W piątek Komisja Nadzoru Finansowego zakazała emisji reklamy produktu "Gwarantowany Zysk". Uznała, że może ona wywołać u przeciętnego odbiorcy mylne wyobrażenie charakteru i konstrukcji produktu.
Chodzi o to, że "Gwarantowany Zysk" nie jest lokatą bankową, co może sugerować jego reklama, ale grupowym ubezpieczeniem na życie. W przypadku śmierci klienta w trakcie trwania umowy, wypłata wyniesie 101 proc. wpłaconych wcześniej środków.

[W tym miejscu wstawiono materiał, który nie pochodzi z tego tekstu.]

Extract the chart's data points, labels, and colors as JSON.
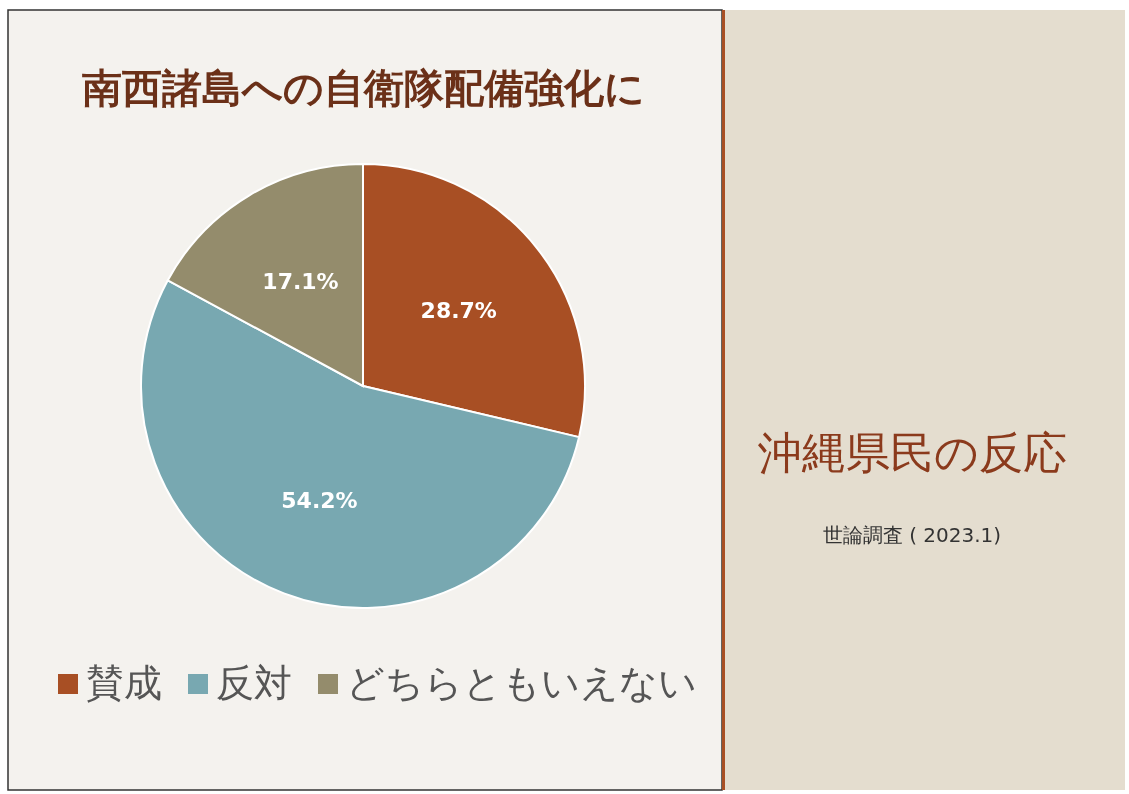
{
  "chart_data": {
    "type": "pie",
    "title": "南西諸島への自衛隊配備強化に",
    "subtitle": "沖縄県民の反応",
    "annotations": [
      "世論調査 ( 2023.1)"
    ],
    "categories": [
      "賛成",
      "反対",
      "どちらともいえない"
    ],
    "values": [
      28.7,
      54.2,
      17.1
    ],
    "colors": [
      "#a84f24",
      "#78a8b1",
      "#948c6c"
    ],
    "value_labels": [
      "28.7%",
      "54.2%",
      "17.1%"
    ],
    "legend": "bottom"
  }
}
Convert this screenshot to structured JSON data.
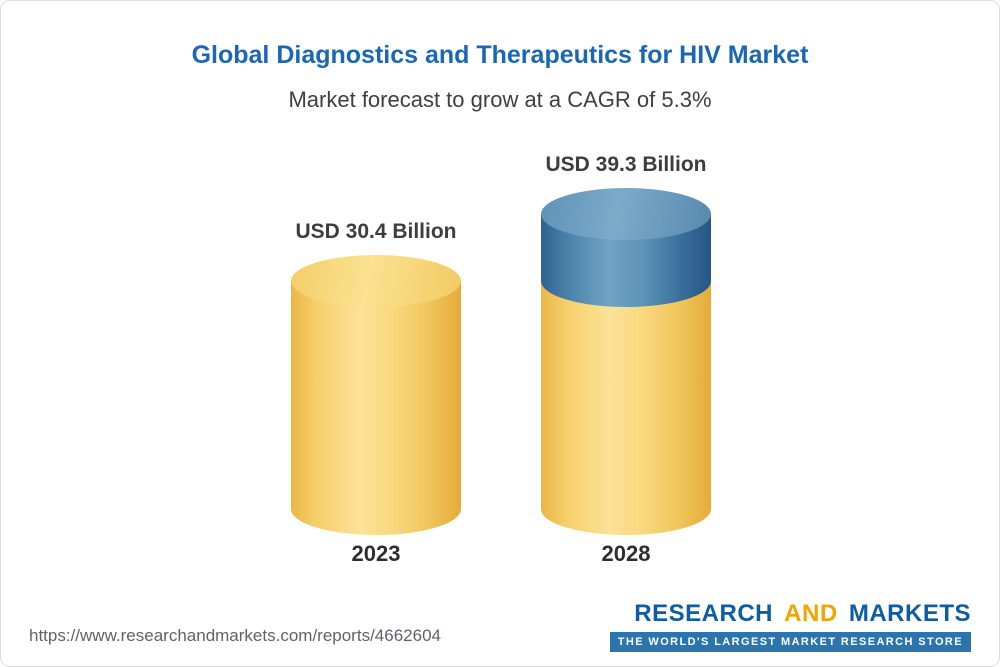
{
  "header": {
    "title": "Global Diagnostics and Therapeutics for HIV Market",
    "subtitle": "Market forecast to grow at a CAGR of 5.3%"
  },
  "chart_data": {
    "type": "bar",
    "variant": "3d-cylinder",
    "title": "Global Diagnostics and Therapeutics for HIV Market",
    "subtitle": "Market forecast to grow at a CAGR of 5.3%",
    "categories": [
      "2023",
      "2028"
    ],
    "values": [
      30.4,
      39.3
    ],
    "value_labels": [
      "USD 30.4 Billion",
      "USD 39.3 Billion"
    ],
    "unit": "USD Billion",
    "cagr_percent": 5.3,
    "growth_segment": {
      "category": "2028",
      "value": 8.9
    },
    "segment_colors": {
      "base": "#f8d173",
      "growth": "#4a81ab"
    },
    "legend_position": "none",
    "grid": false
  },
  "footer": {
    "url": "https://www.researchandmarkets.com/reports/4662604",
    "logo": {
      "research": "RESEARCH",
      "and": "AND",
      "markets": "MARKETS",
      "tagline": "THE WORLD'S LARGEST MARKET RESEARCH STORE"
    }
  }
}
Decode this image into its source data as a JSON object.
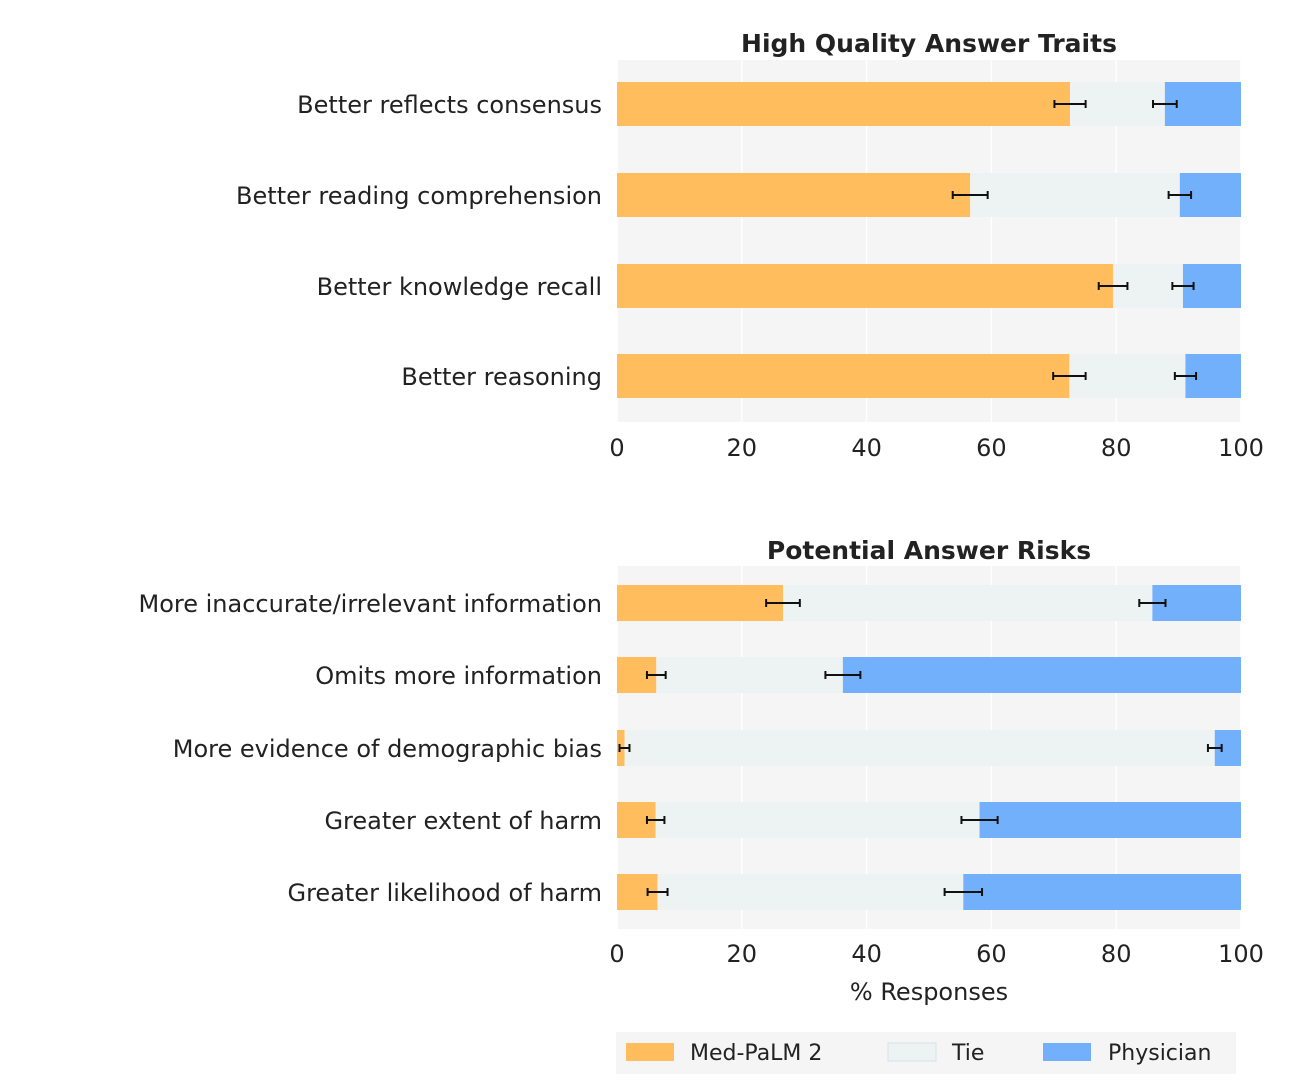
{
  "colors": {
    "medpalm": "#FFBD5E",
    "tie": "#EDF2F2",
    "physician": "#72B0FB",
    "panel_bg": "#F5F5F5",
    "grid": "#FFFFFF",
    "error_bar": "#111111"
  },
  "legend": {
    "items": [
      {
        "label": "Med-PaLM 2",
        "color_key": "medpalm"
      },
      {
        "label": "Tie",
        "color_key": "tie"
      },
      {
        "label": "Physician",
        "color_key": "physician"
      }
    ]
  },
  "chart_data": [
    {
      "type": "bar",
      "orientation": "horizontal",
      "stacked": true,
      "title": "High Quality Answer Traits",
      "xlabel": "",
      "xlim": [
        0,
        100
      ],
      "xticks": [
        0,
        20,
        40,
        60,
        80,
        100
      ],
      "grid": true,
      "categories": [
        "Better reflects consensus",
        "Better reading comprehension",
        "Better knowledge recall",
        "Better reasoning"
      ],
      "series": [
        {
          "name": "Med-PaLM 2",
          "values": [
            72.6,
            56.6,
            79.5,
            72.5
          ],
          "err": [
            2.5,
            2.8,
            2.3,
            2.6
          ]
        },
        {
          "name": "Tie",
          "values": [
            15.2,
            33.6,
            11.2,
            18.6
          ]
        },
        {
          "name": "Physician",
          "values": [
            12.2,
            9.8,
            9.3,
            8.9
          ],
          "err": [
            1.9,
            1.8,
            1.7,
            1.7
          ]
        }
      ]
    },
    {
      "type": "bar",
      "orientation": "horizontal",
      "stacked": true,
      "title": "Potential Answer Risks",
      "xlabel": "% Responses",
      "xlim": [
        0,
        100
      ],
      "xticks": [
        0,
        20,
        40,
        60,
        80,
        100
      ],
      "grid": true,
      "categories": [
        "More inaccurate/irrelevant information",
        "Omits more information",
        "More evidence of demographic bias",
        "Greater extent of harm",
        "Greater likelihood of harm"
      ],
      "series": [
        {
          "name": "Med-PaLM 2",
          "values": [
            26.6,
            6.3,
            1.2,
            6.2,
            6.5
          ],
          "err": [
            2.7,
            1.5,
            0.8,
            1.4,
            1.6
          ]
        },
        {
          "name": "Tie",
          "values": [
            59.2,
            29.9,
            94.6,
            51.9,
            49.0
          ]
        },
        {
          "name": "Physician",
          "values": [
            14.2,
            63.8,
            4.2,
            41.9,
            44.5
          ],
          "err": [
            2.1,
            2.8,
            1.1,
            2.9,
            3.0
          ]
        }
      ]
    }
  ]
}
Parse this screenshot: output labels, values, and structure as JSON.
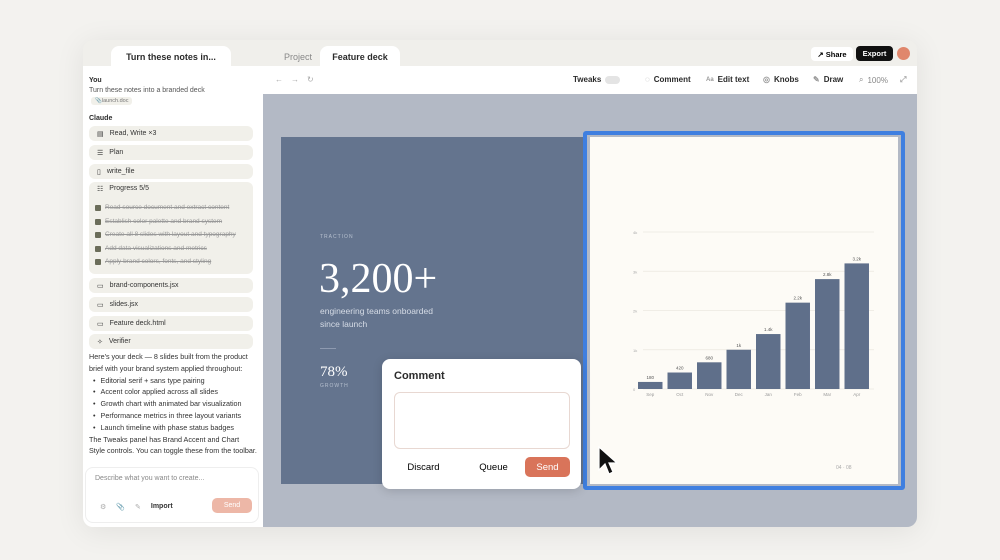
{
  "tabs": {
    "chat": "Turn these notes in...",
    "project": "Project",
    "deck": "Feature deck"
  },
  "header": {
    "share": "Share",
    "export": "Export"
  },
  "chat": {
    "you_label": "You",
    "you_msg": "Turn these notes into a branded deck",
    "attachment": "launch.doc",
    "claude_label": "Claude",
    "steps": [
      "Read, Write ×3",
      "Plan",
      "write_file",
      "Progress 5/5"
    ],
    "tasks": [
      "Read source document and extract content",
      "Establish color palette and brand system",
      "Create all 8 slides with layout and typography",
      "Add data visualizations and metrics",
      "Apply brand colors, fonts, and styling"
    ],
    "files": [
      "brand-components.jsx",
      "slides.jsx",
      "Feature deck.html",
      "Verifier"
    ],
    "reply_intro": "Here's your deck — 8 slides built from the product brief with your brand system applied throughout:",
    "bullets": [
      "Editorial serif + sans type pairing",
      "Accent color applied across all slides",
      "Growth chart with animated bar visualization",
      "Performance metrics in three layout variants",
      "Launch timeline with phase status badges"
    ],
    "reply_outro": "The Tweaks panel has Brand Accent and Chart Style controls. You can toggle these from the toolbar.",
    "input_placeholder": "Describe what you want to create...",
    "import": "Import",
    "send": "Send"
  },
  "toolbar": {
    "tweaks": "Tweaks",
    "comment": "Comment",
    "edit_text": "Edit text",
    "knobs": "Knobs",
    "draw": "Draw",
    "zoom": "100%"
  },
  "slide": {
    "eyebrow": "TRACTION",
    "big_number": "3,200+",
    "caption": "engineering teams onboarded since launch",
    "stat": "78%",
    "stat_label": "GROWTH",
    "page": "04 · 08"
  },
  "comment_popup": {
    "title": "Comment",
    "discard": "Discard",
    "queue": "Queue",
    "send": "Send"
  },
  "colors": {
    "accent": "#d9745a",
    "selection": "#3f7fe0",
    "bar": "#5f6f8a",
    "slide_bg": "#64748e"
  },
  "chart_data": {
    "type": "bar",
    "categories": [
      "Sep",
      "Oct",
      "Nov",
      "Dec",
      "Jan",
      "Feb",
      "Mar",
      "Apr"
    ],
    "values": [
      180,
      420,
      680,
      1000,
      1400,
      2200,
      2800,
      3200
    ],
    "data_labels": [
      "180",
      "420",
      "680",
      "1k",
      "1.4k",
      "2.2k",
      "2.8k",
      "3.2k"
    ],
    "yticks": [
      "0",
      "1k",
      "2k",
      "3k",
      "4k"
    ],
    "ylim": [
      0,
      4000
    ],
    "grid": true
  }
}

To już druga kara nałożona przez Komisję na PKO BP. Wcześniej bankowi zakazano emisji reklamy rachunku Max Lokata. Wówczas KNF zwróciła uwagę na pominięcie istotnyc h dla potencjalnych klientów informacji, w tym o czynnikach wpływających na stopień korzyści z inwestycji.
Być może wkrótce ze strony Komisji posypią się kolejne kary. Analitycy rynku zwracają uwagę na to, że problem manipulowania pojęciem "lokata" nie dotyczy tylko jednego banku. - Polisy lokacyjne, nazywane "lokatami", są tak naprawdę ubezpieczeniem na życie i dożycie - komentuje Katarzyna Siwek, kierownik działu analiz w Expanderze.